I highlighted this section from City of Mirrors, and this really nutshells the hell of out of it for me, demonstrating Cronin’s beautiful style, and also his love for his characters. I should note that the voice of this section is that of the Big Bad, which is why it’s a little overwrought and dick-ish; he’s a total megalomaniac:
“A child is born into this world. She is lost, alone, in due course both befriended and betrayed. She is the carrier of a special burden, a singular vocation that is only hers to bear. She wanders in a wasteland, a ruin of grief and tormented dreams. She has no past, only a long, blank future; she is like a convict with an unknown sentence, never visited in the cell of her interminable imprisonment. Any other soul would be broken by this fate, and yet the child abides; she dares to hope that she is not alone. That is her mission, the role for which she has been cast at heaven’s cruel audition. She is hope’s last vessel on the earth.”

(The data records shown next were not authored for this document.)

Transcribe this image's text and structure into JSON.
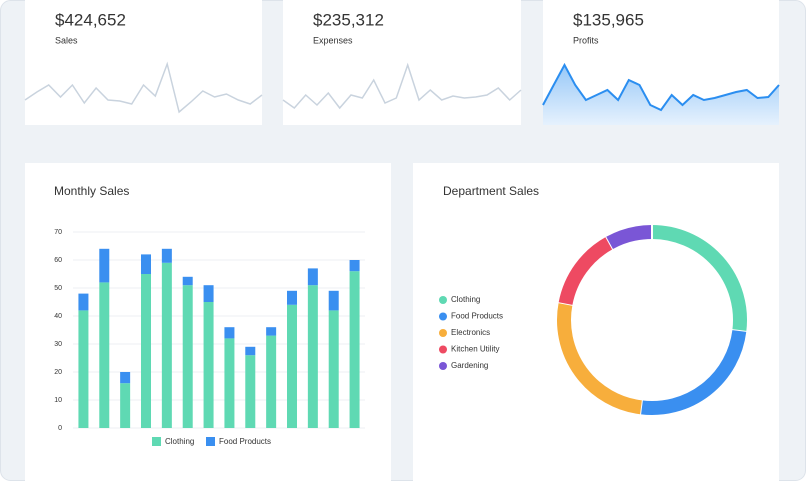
{
  "chart_data": [
    {
      "type": "line",
      "title": "$424,652",
      "subtitle": "Sales",
      "color": "#c9d3de",
      "area": false,
      "ylim": [
        0,
        70
      ],
      "values": [
        25,
        33,
        40,
        28,
        40,
        22,
        37,
        25,
        24,
        21,
        40,
        29,
        61,
        13,
        23,
        34,
        28,
        31,
        25,
        21,
        30
      ]
    },
    {
      "type": "line",
      "title": "$235,312",
      "subtitle": "Expenses",
      "color": "#c9d3de",
      "area": false,
      "ylim": [
        0,
        70
      ],
      "values": [
        25,
        17,
        30,
        20,
        32,
        17,
        30,
        27,
        45,
        22,
        27,
        60,
        25,
        35,
        25,
        29,
        27,
        28,
        30,
        37,
        25,
        35
      ]
    },
    {
      "type": "line",
      "title": "$135,965",
      "subtitle": "Profits",
      "color": "#2b8ef0",
      "area": true,
      "ylim": [
        0,
        70
      ],
      "values": [
        20,
        40,
        60,
        40,
        25,
        30,
        35,
        25,
        45,
        40,
        20,
        15,
        30,
        20,
        30,
        25,
        27,
        30,
        33,
        35,
        27,
        28,
        40
      ]
    },
    {
      "type": "bar",
      "stacked": true,
      "title": "Monthly Sales",
      "grid": true,
      "categories": [
        null,
        null,
        null,
        null,
        null,
        null,
        null,
        null,
        null,
        null,
        null,
        null,
        null,
        null
      ],
      "series": [
        {
          "name": "Clothing",
          "color": "#5fd9b3",
          "values": [
            42,
            52,
            16,
            55,
            59,
            51,
            45,
            32,
            26,
            33,
            44,
            51,
            42,
            56
          ]
        },
        {
          "name": "Food Products",
          "color": "#3a8ff0",
          "values": [
            6,
            12,
            4,
            7,
            5,
            3,
            6,
            4,
            3,
            3,
            5,
            6,
            7,
            4
          ]
        }
      ],
      "ylim": [
        0,
        70
      ],
      "yticks": [
        0,
        10,
        20,
        30,
        40,
        50,
        60,
        70
      ]
    },
    {
      "type": "pie",
      "donut": true,
      "title": "Department Sales",
      "categories": [
        "Clothing",
        "Food Products",
        "Electronics",
        "Kitchen Utility",
        "Gardening"
      ],
      "values": [
        27,
        25,
        26,
        14,
        8
      ],
      "colors": [
        "#5fd9b3",
        "#3a8ff0",
        "#f7ae3c",
        "#ee4a62",
        "#7a56d6"
      ]
    }
  ]
}
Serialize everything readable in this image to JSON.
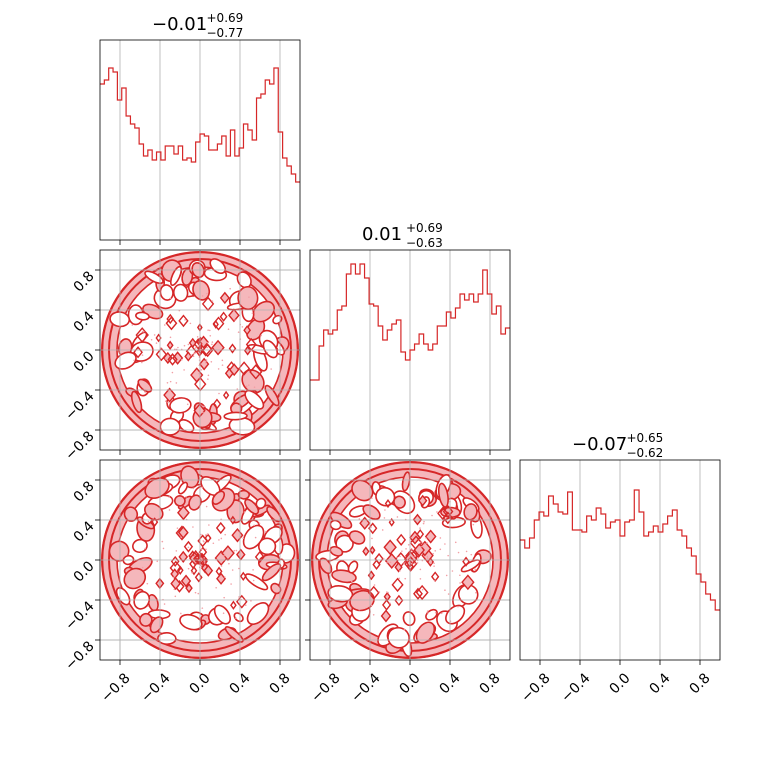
{
  "chart_data": {
    "type": "corner",
    "color": "#d62728",
    "fill_color": "#f5b7bb",
    "grid": true,
    "axis_range": [
      -1.0,
      1.0
    ],
    "ticks": [
      -0.8,
      -0.4,
      0.0,
      0.4,
      0.8
    ],
    "tick_labels": [
      "−0.8",
      "−0.4",
      "0.0",
      "0.4",
      "0.8"
    ],
    "titles": [
      {
        "median": "−0.01",
        "plus": "+0.69",
        "minus": "−0.77"
      },
      {
        "median": "0.01",
        "plus": "+0.69",
        "minus": "−0.63"
      },
      {
        "median": "−0.07",
        "plus": "+0.65",
        "minus": "−0.62"
      }
    ],
    "histograms": [
      [
        0.78,
        0.8,
        0.86,
        0.84,
        0.7,
        0.76,
        0.62,
        0.58,
        0.56,
        0.48,
        0.42,
        0.45,
        0.4,
        0.44,
        0.4,
        0.47,
        0.47,
        0.43,
        0.47,
        0.4,
        0.41,
        0.39,
        0.49,
        0.53,
        0.52,
        0.45,
        0.45,
        0.48,
        0.52,
        0.42,
        0.55,
        0.42,
        0.46,
        0.58,
        0.55,
        0.5,
        0.71,
        0.73,
        0.8,
        0.78,
        0.86,
        0.54,
        0.41,
        0.37,
        0.33,
        0.29
      ],
      [
        0.35,
        0.35,
        0.52,
        0.6,
        0.58,
        0.6,
        0.7,
        0.72,
        0.88,
        0.93,
        0.88,
        0.93,
        0.86,
        0.73,
        0.72,
        0.62,
        0.55,
        0.6,
        0.63,
        0.65,
        0.49,
        0.45,
        0.5,
        0.53,
        0.58,
        0.53,
        0.5,
        0.53,
        0.62,
        0.62,
        0.69,
        0.66,
        0.71,
        0.78,
        0.75,
        0.78,
        0.74,
        0.78,
        0.9,
        0.78,
        0.68,
        0.72,
        0.58,
        0.61
      ],
      [
        0.6,
        0.56,
        0.61,
        0.7,
        0.74,
        0.72,
        0.82,
        0.78,
        0.74,
        0.73,
        0.84,
        0.65,
        0.65,
        0.64,
        0.72,
        0.7,
        0.76,
        0.73,
        0.66,
        0.69,
        0.7,
        0.62,
        0.69,
        0.7,
        0.85,
        0.74,
        0.62,
        0.64,
        0.67,
        0.64,
        0.68,
        0.72,
        0.75,
        0.65,
        0.62,
        0.56,
        0.52,
        0.43,
        0.39,
        0.33,
        0.3,
        0.25
      ]
    ]
  }
}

There is an inevitability to the story, but I still leaned in over and over again, trapped by the tension and action. It’s a cautionary tale, but also a story about lack of control, and fate. There is an epicness to the trilogy, and Cronin borrows overtly from other epics, most particularly The Iliad. There are obvious, clearly intentional parallels to the Old Testament, and magic and faith exist carefully in harmony with the believable hard science.
Magic and science are balanced perfectly in this series. Adventure and heart hold it together.